Hogan told CBC Radio on Monday that she found emails from vendors to “individuals in the branch that was responsible for developing and implementing the ArriveCAN application” inviting them to mysterious “dinners and other activities.”
“We have no documentation to know whether folks attended those events or they didn’t,” she said.
“The agency has a code of conduct, and that code of conduct requires that a public servant inform their supervisor if they receive an invitation to a private function from a vendor. That disclosure is needed so that the supervisor can then decide if measures need to be put into place because this increases the risk that there is real or perceived conflict of interest or bias in making procurement decisions,” she explained.
“If individuals informed their supervisors, none of it was documented. And we were unable to show whether or not appropriate measures have been put in place to mitigate the risk,” she said.
Hogan told CBC Radio there was some consolation to be found in that ArriveCAN “improved the quality of the information that the government was collecting from travelers entering into the country” at the height of the pandemic.
“So there was definitely some value and it improved the service to Canadians and the ability to track border measures. But the need to be quick and effective doesn’t eliminate the need to show accountability and transparency to Canadians,” she said.

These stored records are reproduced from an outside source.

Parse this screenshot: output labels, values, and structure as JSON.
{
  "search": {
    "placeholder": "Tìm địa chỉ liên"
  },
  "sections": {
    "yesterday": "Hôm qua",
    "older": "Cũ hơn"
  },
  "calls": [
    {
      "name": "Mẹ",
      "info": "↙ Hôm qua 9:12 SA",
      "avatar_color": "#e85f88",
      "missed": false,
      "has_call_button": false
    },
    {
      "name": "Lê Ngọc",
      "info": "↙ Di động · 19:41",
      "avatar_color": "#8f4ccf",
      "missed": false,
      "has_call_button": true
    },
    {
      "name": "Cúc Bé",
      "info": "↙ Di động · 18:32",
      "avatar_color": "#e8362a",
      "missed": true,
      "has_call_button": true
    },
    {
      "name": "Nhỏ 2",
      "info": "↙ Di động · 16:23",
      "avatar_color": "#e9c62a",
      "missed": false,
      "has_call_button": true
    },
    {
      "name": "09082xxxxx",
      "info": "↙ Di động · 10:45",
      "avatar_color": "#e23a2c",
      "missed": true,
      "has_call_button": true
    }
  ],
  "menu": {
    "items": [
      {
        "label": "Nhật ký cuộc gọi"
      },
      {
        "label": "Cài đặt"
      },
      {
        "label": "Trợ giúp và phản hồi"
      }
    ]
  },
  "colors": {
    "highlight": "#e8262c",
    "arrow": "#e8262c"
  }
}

The National Post cited passages in Hogan’s report that said there was “no competitive bidding process for the app,” some of the contracts written for outside services were confusingly structured, and while Hogan generously credited ArriveCAN with providing some useful data during the pandemic, the app was a technological disaster by any objective standard:
From launch until the health requirements were lifted in October 2022, the CBSA released 177 versions of ArriveCan. At this time there were no documented approvals ensuring that requirements were met before the release of new versions of the app.
For 12 of the 25 major releases, there was no evidence that the CBSA completed user testing. Only three of the major releases were documented with complete user testing.
In one update in June 2022 around 10,000 travelers were wrongfully instructed to quarantine after arriving in Canada because of a malfunction with ArriveCAN.
The National Post noted that “certain employees and contractors” involved in the ArriveCAN debacle have been referred to the Royal Canadian Mounted Police (RCMP) for investigation.
Intergovernmental Affairs Minister Dominic LeBlanc told reporters on Monday that the picture of incompetence and wasted public money painted by Hogan’s report was “unacceptable.”
“Under no circumstance would we pretend that because the whole world was facing this global pandemic, that the contracting rules that need to be robust to handle taxpayers money, can somehow be disregarded,” said LeBlanc.
“We’re glad that the auditor general has drawn attention to this particular, lack of rigor in the contracting process. The good news is the border services agency has already acted in putting into effect a number of the recommendations,” he said.
Conservative Party leader Pierre Poilievre slammed the administration of Prime Minister Justin Trudeau for the waste and ineptitude revealed by Hogan’s report. He was especially critical of Trudeau for relying so heavily on expensive outside contractors.
“Public servants do the work more accountably, and they do it more affordably. We’re going to save money by reversing Trudeau’s doubling of outsourcing,” he told reporters.
On Tuesday, Poilievre wrote to the RCMP asking them to expand their investigation of the “corruption, mismanagement, and misconduct” of the ArriveCAN project.
Poilievre obliquely threatened Trudeau not to interfere with the investigation.
“It doesn’t take politicians, even leaders of the opposition, to tell the RCMP to do their job. They do their job and they do it well. We will make sure all rules are followed and that there are consequences for people who broke the laws or broke the rules,” he vowed.